Radiohuset: Architectural Gem and Pioneering Design
As the radio grew in popularity, Vilhelm Lauritzen was invited in 1934 to design new headquarters for the Danish public radio broadcaster, Statsradiofonien. The organization needed bigger and better facilities. A building designed for radio. At the time, this was virgin territory for architects and engineers alike. The project did not have the best of starts when the design was released to the public. However, over the decades, Radiohuset (The Radio House) on Rosenørns Allé in Frederiksberg has evolved into a gem of Danish architectural history.
Radiohuset in Frederiksberg blends in beautifully with the housing blocks that surround it. And yet, the building is characterized by a pioneering design and innovations in Danish architecture.
Vilhelm Lauritzen was a functionalist and designed every element based on a detailed functional analysis. In other words, form follows the function it is to embody. The building resembles a series of conjoined rectangular boxes with different, clearly decodable functions. The concert hall is a large trapezoidal space with a domed ceiling, and the main entrance is situated in the tallest wing, facing Rosenørns Allé.
Holistic Design in Exclusive Materials
The building’s highly functional appearance is softened by sensual materials, from sandstone facades and Greenlandic marble to teak, brass and maple paneling. The latter was originally a pale color, but over the years has taken on a reddish patina. The ceiling in the foyer is made from oxhide mounted directly onto mineral wool.
With his keen eye for functionality, Lauritzen designed different door handles, depending on whether they were to be pushed or pulled. The lamps, wall coverings, furnishings and banisters are all custom made for Radiohuset, resulting in a carefully orchestrated holistic effect. The successful interior design is also thanks, to a great extent, to the efforts of furniture designer Finn Juhl.

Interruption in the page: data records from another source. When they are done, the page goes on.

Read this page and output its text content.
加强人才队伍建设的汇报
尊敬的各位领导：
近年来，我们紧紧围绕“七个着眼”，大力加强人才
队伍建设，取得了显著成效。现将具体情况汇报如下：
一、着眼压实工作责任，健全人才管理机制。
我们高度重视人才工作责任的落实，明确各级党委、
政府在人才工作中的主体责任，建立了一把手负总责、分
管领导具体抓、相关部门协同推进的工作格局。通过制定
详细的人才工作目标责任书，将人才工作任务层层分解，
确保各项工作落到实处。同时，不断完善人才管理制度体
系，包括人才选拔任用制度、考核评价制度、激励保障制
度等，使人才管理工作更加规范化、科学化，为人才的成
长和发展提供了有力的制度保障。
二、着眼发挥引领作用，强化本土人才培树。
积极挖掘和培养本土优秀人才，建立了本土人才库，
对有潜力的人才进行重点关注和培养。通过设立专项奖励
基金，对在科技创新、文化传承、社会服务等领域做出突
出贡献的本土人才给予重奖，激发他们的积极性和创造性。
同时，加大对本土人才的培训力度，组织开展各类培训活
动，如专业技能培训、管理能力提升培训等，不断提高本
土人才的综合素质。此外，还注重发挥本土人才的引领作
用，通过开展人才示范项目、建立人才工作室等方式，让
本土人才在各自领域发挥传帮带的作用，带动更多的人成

Rooftop Gardens Before They Were a Thing
The roofs of the studio block were covered with a thick layer of soil and planted as rooftop gardens in collaboration with landscape architect G.N. Brandt. However, in typical Lauritzen fashion, the layer of soil was not only decorative but served a function: providing soundproofing. The rooftop gardens have since been used as a relaxing oasis for Radiohuset’s employees when they need a break from their busy lives. Considering how green roofs and urban gardens are popping up all over the place these days, Lauritzen proved to be a man ahead of his time.
Radiohuset was built during a tumultuous time, and the German occupation had a significant impact on the pace of construction. Neither Lauritzen nor the client – Statsradiofonien – wanted the Germans to be able to use the concert hall for their propaganda. And so, once the exterior was completed, the process of fitting out the interior was consciously sluggish. The story goes: as soon as the panels were set up, they were taken down again to ensure the building wasn’t ready to be used by the Nazis. In September 1945, Radiohuset finally opened its doors – just a few months after Liberation Day.
Until 2008, Radiohuset was the headquarters of DR’s radio department before relocating to the new joint headquarters, DR Byen, in Copenhagen’s Ørestad district. Today, Radiohuset houses the Royal Danish Academy of Music.